The argument behind why the President runs better in swing states is well documented. The thinking goes states like PA, MI, WI, FL, NC, etc. are redder than the nation according to past election results (PVI or Partisan Voting Index). This is due to a combination of demographics and money the argument goes. Trump’s approval in these states also dramatically outruns his national numbers explaining the tighter contest.
Generally, the larger margins the President trails by get the most coverage. The media feeds off it. Hence, when CNN showed the President down by 14 points or Fox showing Trump down by nine they jumped on his tweets about “fake polls.” Ironically, this could be repeating the same mistake the media made in 2016 – believing the polls could not miss (in mass) and forgetting elections are made up of the people who turn out – not who respond to polls.
By this, I mean the polling results often conflict with what we hear on the ground in the same way they did in 2016. Four years ago, there was unrest with both Trump and Clinton but a deep unrest in rural areas with the direction of the Democratic Party. You still hear the same reports, scattered as they are, but they get lost in the mutterings of Trump losing support in the suburbs.
It should be noted after 2016, the media actually engaged in some self-reflecting on how they could have been so wrong about the election and resolved to talk with and understand why voters would put Trump in office. They did this for a few months and then returned to their past tendency of covering elections like horse-races – focusing on every poll, every sound byte, every sensationalist story – and forgetting yet again voters across the country decide elections. So, Trump and Republicans were soundly crushed in the suburbs but performed even stronger in other areas.

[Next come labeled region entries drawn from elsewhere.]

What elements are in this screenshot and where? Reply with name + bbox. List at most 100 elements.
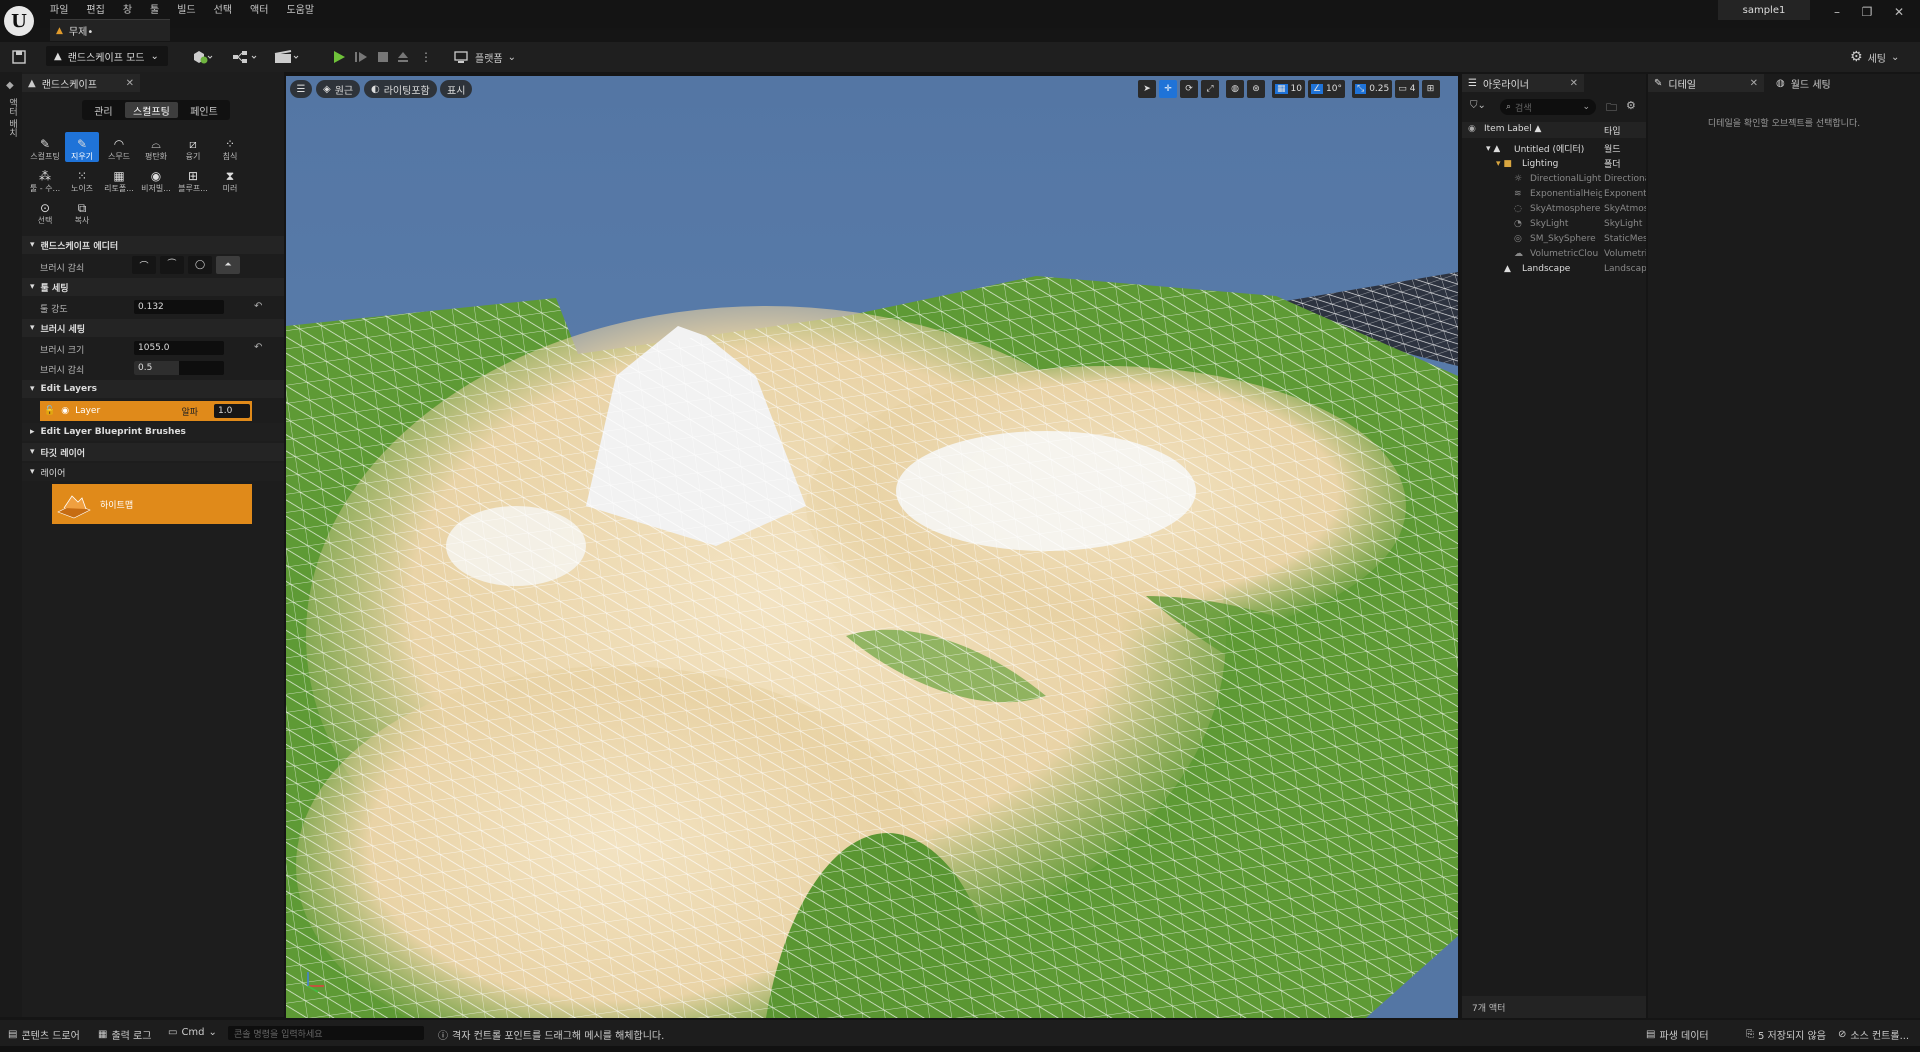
- output-log-button[interactable]: ▦ 출력 로그: [98, 1027, 151, 1042]
- blueprint-button[interactable]: [232, 46, 260, 68]
- lock-icon[interactable]: 🔓: [44, 406, 55, 416]
- tool-sculpt[interactable]: ✎ 스컬프팅: [28, 132, 62, 162]
- content-drawer-button[interactable]: ▤ 콘텐츠 드로어: [8, 1027, 80, 1042]
- level-viewport[interactable]: [286, 76, 1458, 1018]
- falloff-spherical-icon[interactable]: ◯: [188, 256, 212, 274]
- place-actors-icon[interactable]: ◆: [6, 80, 14, 91]
- gear-icon[interactable]: ⚙: [1626, 99, 1636, 112]
- minimize-icon[interactable]: –: [1822, 2, 1852, 22]
- settings-button[interactable]: ⚙ 세팅 ⌄: [1850, 46, 1899, 68]
- console-input[interactable]: 콘솔 명령을 입력하세요: [228, 1026, 424, 1040]
- menu-tools[interactable]: 툴: [150, 1, 159, 16]
- outliner-row-fog[interactable]: ≋ ExponentialHeig Exponenti: [1462, 186, 1646, 201]
- more-options-icon[interactable]: ⋮: [420, 46, 432, 68]
- menu-window[interactable]: 창: [123, 1, 132, 16]
- close-tab-icon[interactable]: ✕: [1570, 78, 1578, 89]
- outliner-row-skylight[interactable]: ◔ SkyLight SkyLight: [1462, 216, 1646, 231]
- tool-select[interactable]: ⊙ 선택: [28, 196, 62, 226]
- play-icon[interactable]: [332, 46, 346, 68]
- tool-blueprint[interactable]: ⊞ 블루프...: [176, 164, 210, 194]
- rotation-snap-button[interactable]: ∠ 10°: [1307, 80, 1345, 98]
- outliner-row-world[interactable]: ▾ ▲ Untitled (에디터) 월드: [1462, 141, 1646, 156]
- outliner-row-directional-light[interactable]: ☼ DirectionalLight Directional: [1462, 171, 1646, 186]
- landscape-tab[interactable]: ▲ 랜드스케이프 ✕: [22, 74, 140, 92]
- falloff-tip-icon[interactable]: ⏶: [216, 256, 240, 274]
- unreal-logo[interactable]: U: [4, 6, 34, 36]
- tab-manage[interactable]: 관리: [86, 102, 120, 118]
- stop-icon[interactable]: [376, 46, 390, 68]
- cinematics-button[interactable]: [274, 46, 302, 68]
- add-folder-icon[interactable]: 🗀: [1606, 99, 1617, 118]
- section-edit-layers[interactable]: ▾ Edit Layers: [22, 380, 284, 398]
- grid-snap-button[interactable]: ▦ 10: [1272, 80, 1305, 98]
- cmd-select[interactable]: ▭ Cmd ⌄: [168, 1027, 217, 1038]
- visibility-column-icon[interactable]: ◉: [1468, 124, 1476, 134]
- tool-hydro[interactable]: ⁂ 툴 - 수...: [28, 164, 62, 194]
- tool-flatten[interactable]: ⌓ 평탄화: [139, 132, 173, 162]
- world-settings-tab[interactable]: ◍ 월드 세팅: [1772, 74, 1872, 92]
- tab-sculpt[interactable]: 스컬프팅: [124, 102, 178, 118]
- eject-icon[interactable]: [396, 46, 410, 68]
- falloff-smooth-icon[interactable]: ⌒: [132, 256, 156, 274]
- step-icon[interactable]: [354, 46, 368, 68]
- lighting-button[interactable]: ◐ 라이팅포함: [364, 80, 437, 98]
- outliner-search[interactable]: ⌕ 검색 ⌄: [1500, 99, 1596, 115]
- perspective-button[interactable]: ◈ 원근: [316, 80, 361, 98]
- section-tool-settings[interactable]: ▾ 툴 세팅: [22, 278, 284, 296]
- outliner-row-skysphere[interactable]: ◎ SM_SkySphere StaticMes: [1462, 231, 1646, 246]
- scale-snap-button[interactable]: ⤡ 0.25: [1352, 80, 1393, 98]
- tool-retopo[interactable]: ▦ 리토폴...: [102, 164, 136, 194]
- menu-select[interactable]: 선택: [214, 1, 232, 16]
- filter-icon[interactable]: ⛉⌄: [1470, 100, 1486, 111]
- close-tab-icon[interactable]: ✕: [126, 78, 134, 89]
- layer-alpha-field[interactable]: 1.0: [214, 404, 250, 418]
- maximize-viewport-icon[interactable]: ⊞: [1421, 80, 1440, 98]
- menu-edit[interactable]: 편집: [86, 1, 104, 16]
- derived-data-button[interactable]: ▤ 파생 데이터: [1646, 1027, 1709, 1042]
- surface-snap-icon[interactable]: ⊛: [1247, 80, 1265, 98]
- world-local-icon[interactable]: ◍: [1226, 80, 1244, 98]
- place-actors-tab[interactable]: 액터 배치: [6, 98, 19, 137]
- viewport-menu-icon[interactable]: ☰: [290, 80, 312, 98]
- section-layers[interactable]: ▾ 레이어: [22, 463, 284, 481]
- show-button[interactable]: 표시: [440, 80, 473, 98]
- menu-file[interactable]: 파일: [50, 1, 68, 16]
- platform-button[interactable]: 플랫폼 ⌄: [454, 46, 516, 68]
- tool-erase[interactable]: ✎ 지우기: [65, 132, 99, 162]
- item-label-column[interactable]: Item Label ▲: [1484, 124, 1541, 134]
- type-column[interactable]: 타입: [1604, 124, 1621, 137]
- menu-build[interactable]: 빌드: [177, 1, 195, 16]
- menu-actor[interactable]: 액터: [250, 1, 268, 16]
- scale-icon[interactable]: ⤢: [1201, 80, 1219, 98]
- section-brush-settings[interactable]: ▾ 브러시 세팅: [22, 319, 284, 337]
- tool-mirror[interactable]: ⧗ 미러: [213, 164, 247, 194]
- close-icon[interactable]: ✕: [1884, 2, 1914, 22]
- rotate-icon[interactable]: ⟳: [1180, 80, 1198, 98]
- reset-icon[interactable]: ↶: [254, 301, 262, 312]
- section-landscape-editor[interactable]: ▾ 랜드스케이프 에디터: [22, 236, 284, 254]
- eye-icon[interactable]: ◉: [61, 406, 69, 416]
- details-tab[interactable]: ✎ 디테일 ✕: [1648, 74, 1764, 92]
- falloff-linear-icon[interactable]: ⏜: [160, 256, 184, 274]
- section-blueprint-brushes[interactable]: ▸ Edit Layer Blueprint Brushes: [22, 423, 284, 441]
- section-target-layer[interactable]: ▾ 타깃 레이어: [22, 443, 284, 461]
- unsaved-button[interactable]: ⎘ 5 저장되지 않음: [1746, 1027, 1826, 1042]
- restore-icon[interactable]: ❐: [1852, 2, 1882, 22]
- edit-layer-row[interactable]: 🔓 ◉ Layer 알파 1.0: [40, 401, 252, 421]
- brush-falloff-field[interactable]: 0.5: [134, 361, 224, 375]
- outliner-row-lighting[interactable]: ▾ ■ Lighting 폴더: [1462, 156, 1646, 171]
- tool-smooth[interactable]: ◠ 스무드: [102, 132, 136, 162]
- tab-paint[interactable]: 페인트: [182, 102, 226, 118]
- translate-icon[interactable]: ✛: [1159, 80, 1177, 98]
- close-tab-icon[interactable]: ✕: [1750, 78, 1758, 89]
- tool-visibility[interactable]: ◉ 비저빌...: [139, 164, 173, 194]
- heightmap-layer[interactable]: 하이트맵: [52, 484, 252, 524]
- tool-strength-field[interactable]: 0.132: [134, 300, 224, 314]
- outliner-tab[interactable]: ☰ 아웃라이너 ✕: [1462, 74, 1584, 92]
- select-mode-icon[interactable]: ➤: [1138, 80, 1156, 98]
- camera-speed-button[interactable]: ▭ 4: [1395, 80, 1419, 98]
- tool-ramp[interactable]: ⧄ 융기: [176, 132, 210, 162]
- reset-icon[interactable]: ↶: [254, 342, 262, 353]
- source-control-button[interactable]: ⊘ 소스 컨트롤...: [1838, 1027, 1909, 1042]
- tool-erosion[interactable]: ⁘ 침식: [213, 132, 247, 162]
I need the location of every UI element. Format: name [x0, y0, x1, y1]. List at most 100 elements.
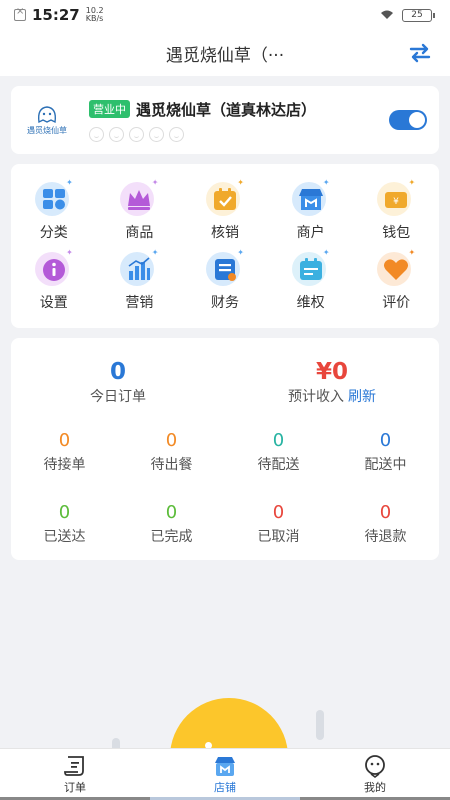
- store-info: 营业中 遇觅烧仙草（道真林达店）: [89, 99, 389, 142]
- order-icon: [64, 756, 84, 776]
- status-left: 15:27 10.2 KB/s: [14, 6, 104, 24]
- nav-bar: 遇觅烧仙草（···: [0, 30, 450, 76]
- menu-label: 评价: [382, 295, 411, 311]
- status-delivering[interactable]: 0 配送中: [332, 432, 439, 474]
- status-label: 待接单: [43, 457, 86, 473]
- store-title-row: 营业中 遇觅烧仙草（道真林达店）: [89, 99, 389, 120]
- status-count: 0: [165, 430, 178, 451]
- menu-item-rights[interactable]: ✦ 维权: [268, 248, 354, 318]
- no-sim-icon: [14, 6, 26, 21]
- status-pending-refund[interactable]: 0 待退款: [332, 504, 439, 546]
- store-open-toggle[interactable]: [389, 110, 427, 130]
- expected-income: ¥0 预计收入 刷新: [225, 360, 439, 406]
- status-label: 待配送: [257, 457, 300, 473]
- store-card: 遇觅烧仙草 营业中 遇觅烧仙草（道真林达店）: [11, 86, 439, 154]
- status-pending-meal[interactable]: 0 待出餐: [118, 432, 225, 474]
- today-orders[interactable]: 0 今日订单: [11, 360, 225, 406]
- profile-icon: [365, 755, 385, 778]
- network-speed-unit: KB/s: [85, 14, 104, 23]
- status-count: 0: [58, 430, 71, 451]
- wifi-icon: [381, 10, 393, 19]
- rating-face-icon: [169, 126, 184, 142]
- store-rating: [89, 126, 389, 142]
- tab-orders[interactable]: 订单: [0, 749, 150, 800]
- menu-item-marketing[interactable]: ✦ 营销: [97, 248, 183, 318]
- tab-label: 我的: [364, 781, 386, 794]
- menu-item-verify[interactable]: ✦ 核销: [182, 178, 268, 248]
- bottom-tab-bar: 订单 店铺 我的: [0, 748, 450, 800]
- sun-mascot: [170, 698, 288, 748]
- bar-chart-icon: ✦: [118, 248, 160, 290]
- cactus-decoration: [316, 710, 324, 740]
- switch-store-icon[interactable]: [408, 42, 432, 64]
- finance-doc-icon: ✦: [204, 248, 246, 290]
- rating-face-icon: [89, 126, 104, 142]
- store-logo: 遇觅烧仙草: [23, 96, 71, 144]
- shop-icon: ✦: [290, 178, 332, 220]
- status-delivered[interactable]: 0 已送达: [11, 504, 118, 546]
- battery-level: 25: [411, 10, 423, 20]
- status-label: 已送达: [43, 529, 86, 545]
- order-stats-card: 0 今日订单 ¥0 预计收入 刷新 0 待接单 0 待出餐 0 待配送 0 配送中…: [11, 338, 439, 560]
- status-right: 25: [380, 8, 435, 22]
- menu-label: 核销: [210, 225, 239, 241]
- status-label: 待出餐: [150, 457, 193, 473]
- battery-icon: 25: [402, 8, 435, 22]
- status-completed[interactable]: 0 已完成: [118, 504, 225, 546]
- status-cancelled[interactable]: 0 已取消: [225, 504, 332, 546]
- refresh-link[interactable]: 刷新: [348, 389, 376, 405]
- wallet-icon: ✦ ¥: [375, 178, 417, 220]
- calendar-check-icon: ✦: [204, 178, 246, 220]
- status-pending-delivery[interactable]: 0 待配送: [225, 432, 332, 474]
- cactus-decoration: [112, 738, 120, 748]
- menu-item-reviews[interactable]: ✦ 评价: [353, 248, 439, 318]
- crown-icon: ✦: [118, 178, 160, 220]
- page-title[interactable]: 遇觅烧仙草（···: [166, 41, 284, 66]
- tab-label: 订单: [64, 781, 86, 794]
- heart-icon: ✦: [375, 248, 417, 290]
- menu-label: 营销: [125, 295, 154, 311]
- menu-item-products[interactable]: ✦ 商品: [97, 178, 183, 248]
- status-badge: 营业中: [89, 100, 130, 118]
- info-settings-icon: ✦: [33, 248, 75, 290]
- store-name: 遇觅烧仙草（道真林达店）: [136, 100, 317, 119]
- rating-face-icon: [109, 126, 124, 142]
- category-icon: ✦: [33, 178, 75, 220]
- menu-item-settings[interactable]: ✦ 设置: [11, 248, 97, 318]
- menu-label: 钱包: [382, 225, 411, 241]
- today-orders-label: 今日订单: [90, 389, 146, 405]
- menu-item-finance[interactable]: ✦ 财务: [182, 248, 268, 318]
- expected-income-row: 预计收入 刷新: [288, 386, 376, 406]
- menu-item-category[interactable]: ✦ 分类: [11, 178, 97, 248]
- background-illustration: [0, 690, 450, 748]
- menu-item-merchant[interactable]: ✦ 商户: [268, 178, 354, 248]
- store-logo-icon: [37, 106, 57, 124]
- tab-profile[interactable]: 我的: [300, 749, 450, 800]
- order-status-grid: 0 待接单 0 待出餐 0 待配送 0 配送中 0 已送达 0 已完成 0 已取…: [11, 432, 439, 546]
- expected-income-value: ¥0: [315, 359, 348, 385]
- status-count: 0: [272, 502, 285, 523]
- menu-label: 设置: [39, 295, 68, 311]
- status-label: 已取消: [257, 529, 300, 545]
- status-label: 待退款: [364, 529, 407, 545]
- status-label: 配送中: [364, 457, 407, 473]
- rating-face-icon: [149, 126, 164, 142]
- calendar-edit-icon: ✦: [290, 248, 332, 290]
- tab-store[interactable]: 店铺: [150, 749, 300, 800]
- status-count: 0: [272, 430, 285, 451]
- menu-label: 商品: [125, 225, 154, 241]
- menu-label: 财务: [210, 295, 239, 311]
- svg-text:¥: ¥: [393, 197, 399, 207]
- status-pending-accept[interactable]: 0 待接单: [11, 432, 118, 474]
- store-icon: [215, 757, 235, 776]
- menu-label: 维权: [296, 295, 325, 311]
- status-count: 0: [165, 502, 178, 523]
- tab-label: 店铺: [214, 781, 236, 794]
- status-label: 已完成: [150, 529, 193, 545]
- status-count: 0: [379, 430, 392, 451]
- stats-summary: 0 今日订单 ¥0 预计收入 刷新: [11, 360, 439, 406]
- network-speed: 10.2 KB/s: [86, 7, 104, 23]
- menu-item-wallet[interactable]: ✦ ¥ 钱包: [353, 178, 439, 248]
- today-orders-value: 0: [109, 359, 126, 385]
- store-logo-text: 遇觅烧仙草: [27, 126, 67, 135]
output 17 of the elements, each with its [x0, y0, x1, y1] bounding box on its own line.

The horse – race coverage of 2020, as opposed to the polling coverage (well, basically, Trump is toast if the polls are right), has been exactly like 2016. Focus on every sensationalist story, every campaign mistake, every word uttered and forget, yet again, outside the Beltway, opinions might not really have shifted.
Take for example the incompatibility of polling showing the President down by 13 points nationally (and a rally indicating the President sold 1 million tickets in Tennessee). It is true most might not show and the area is pretty heavily Trump. But, it shows a depth of enthusiasm for Trump the polls seem to be missing. Meanwhile, the horse race is more about Belt-way talking heads trying to explain voter preference in polls they probably barely understand.
None of this is to say the polls are sure to be wrong or neither is the media’s coverage. But, polling, despite FiveThirtyEight’s protestations (which has a vested interest in keeping the pubic trusting polls), has not had a strong track record of late and herding is not a new phenomenon in their circles. It is quite plausible the media polling industry, and media, even if the President loses, will have a lot of explaining to do if the election is not a landslide and/or even if Republicans manage to retain the Senate (which is better odds right now than Trump being reelected).
Just goes to show, the industry has not learned much from 2016 and probably won’t from 2020 either.